Recovering undercover overlover. Wine, art, cooking & A Tribe Called Quest enthusiast.

My poetry blog
Twitter

Posts tagged happiness

Jan 17

Change

For someone who is extremely indecisive, impatient and gets bored easily, I hate strongly dislike ‘change’. But I’ve heard it’s progressive—highly imperative. So, I’ve got plans, new ideas and I’m taking them and running with them. And I wish I could say ‘and never looking back’ but let’s not kid ourselves here, I’m still me. But I’m working on it.

“Finding new ways to love myself and be happier today, twice as much as I was yesterday”


Oct 14

Looking back @ my old performances.

It amazes me how much changes with time—without realization. I was coming from such a different place, a less than satisfactory life. Back then, I wrote with a lot of hurt and confusion and bitterness. I was completely lost in trying to find textbook definitions of ‘true love’ and ‘happiness’. I started taking the little miracles for granted and focusing on the negatives. I don’t feel like this anymore. My life was not going the way I wanted so I made some changes. I second guess myself sometimes but I believe I’m past the phase of bitterness and continuous negativity. I mean, sure I still get a little down but I’m beginning to find comfort and happiness in the most minuscule things. I’m a lot happier with my relationships; be it family, friends and most especially, my boyfriend. I’m learning to love life and truly love myself. That’s where it all starts really; love. I set out looking for love and I found myself in love with the woman I’ve grown to become as well as my passion for self-improvement and positivity. I’m in love with love and I’m content.
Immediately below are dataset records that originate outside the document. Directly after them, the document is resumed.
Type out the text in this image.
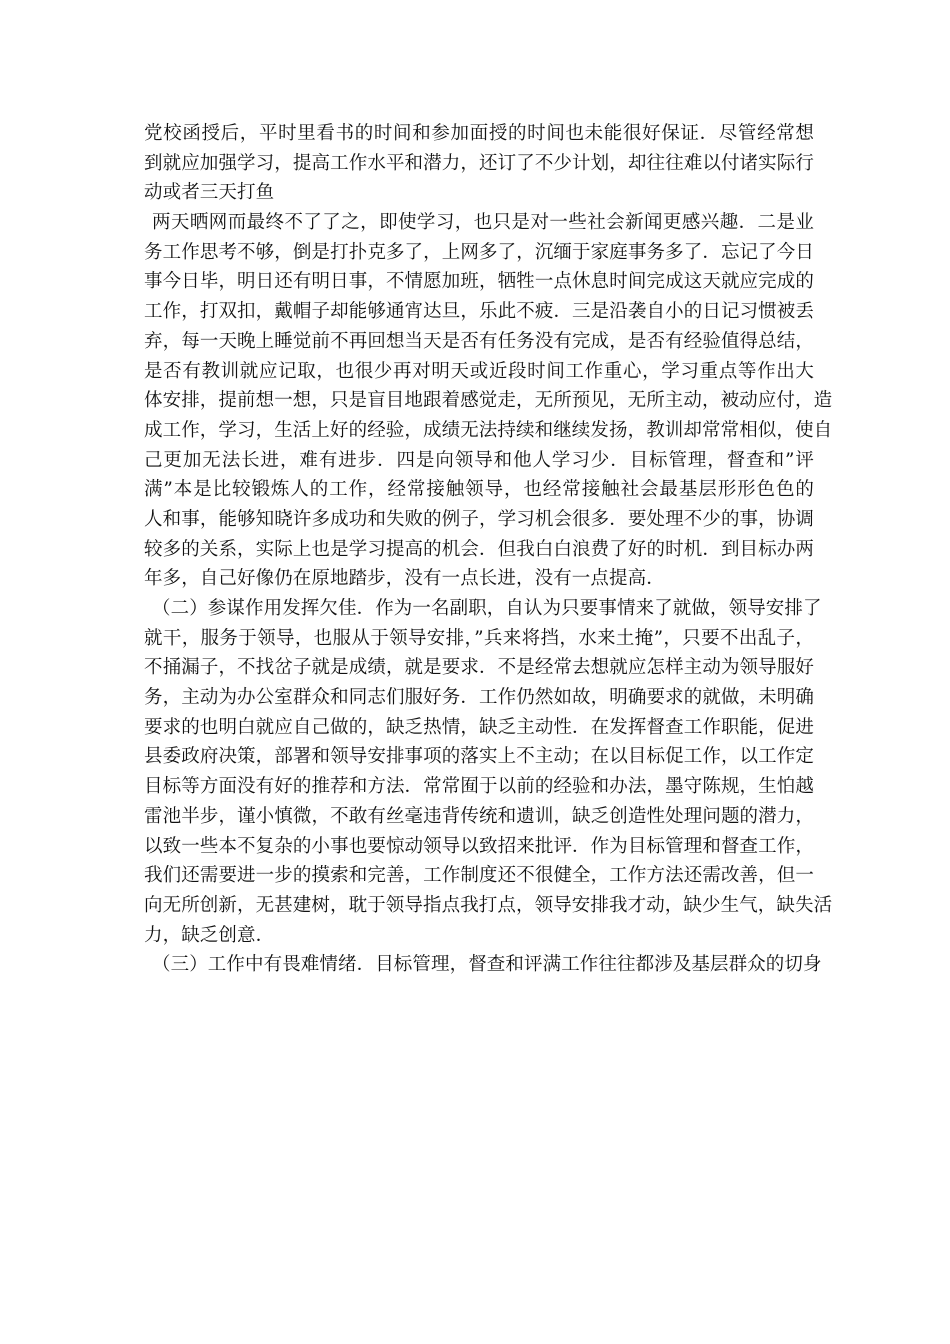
党校函授后，平时里看书的时间和参加面授的时间也未能很好保证．尽管经常想
到就应加强学习，提高工作水平和潜力，还订了不少计划，却往往难以付诸实际行
动或者三天打鱼
两天晒网而最终不了了之，即使学习，也只是对一些社会新闻更感兴趣．二是业
务工作思考不够，倒是打扑克多了，上网多了，沉缅于家庭事务多了．忘记了今日
事今日毕，明日还有明日事，不情愿加班，牺牲一点休息时间完成这天就应完成的
工作，打双扣，戴帽子却能够通宵达旦，乐此不疲．三是沿袭自小的日记习惯被丢
弃，每一天晚上睡觉前不再回想当天是否有任务没有完成，是否有经验值得总结，
是否有教训就应记取，也很少再对明天或近段时间工作重心，学习重点等作出大
体安排，提前想一想，只是盲目地跟着感觉走，无所预见，无所主动，被动应付，造
成工作，学习，生活上好的经验，成绩无法持续和继续发扬，教训却常常相似，使自
己更加无法长进，难有进步．四是向领导和他人学习少．目标管理，督查和”评
满”本是比较锻炼人的工作，经常接触领导，也经常接触社会最基层形形色色的
人和事，能够知晓许多成功和失败的例子，学习机会很多．要处理不少的事，协调
较多的关系，实际上也是学习提高的机会．但我白白浪费了好的时机．到目标办两
年多，自己好像仍在原地踏步，没有一点长进，没有一点提高．
（二）参谋作用发挥欠佳．作为一名副职，自认为只要事情来了就做，领导安排了
就干，服务于领导，也服从于领导安排，”兵来将挡，水来土掩”，只要不出乱子，
不捅漏子，不找岔子就是成绩，就是要求．不是经常去想就应怎样主动为领导服好
务，主动为办公室群众和同志们服好务．工作仍然如故，明确要求的就做，未明确
要求的也明白就应自己做的，缺乏热情，缺乏主动性．在发挥督查工作职能，促进
县委政府决策，部署和领导安排事项的落实上不主动；在以目标促工作，以工作定
目标等方面没有好的推荐和方法．常常囿于以前的经验和办法，墨守陈规，生怕越
雷池半步，谨小慎微，不敢有丝毫违背传统和遗训，缺乏创造性处理问题的潜力，
以致一些本不复杂的小事也要惊动领导以致招来批评．作为目标管理和督查工作，
我们还需要进一步的摸索和完善，工作制度还不很健全，工作方法还需改善，但一
向无所创新，无甚建树，耽于领导指点我打点，领导安排我才动，缺少生气，缺失活
力，缺乏创意．
（三）工作中有畏难情绪．目标管理，督查和评满工作往往都涉及基层群众的切身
Now if I could just start writing (as often as I used to) again…


Sep 26

I had an epiphany last night.

This whole year has been such a roller coaster of events/emotions—cliche, but true. Last night, I realized that one of the biggest reasons why I’ve spent the better half of the year being disappointed/sad/lonely is because I’ve been depending on other people for my happiness. I’ve been making rash decisions based on other people instead of what I want or what’s best for me. I’ve basically put totally control of my emotional welfare in the hands of those I “love”. And until I cut this shit out my highs and lows and going to be too inconsistent to deal with and I just might loose it.

I think I finally made a decision entirely based on what I want last night; and my God, it felt good. And even if things don’t work out, there’s no room to be bitter because I’ll know it was a decision I made entirely on my own.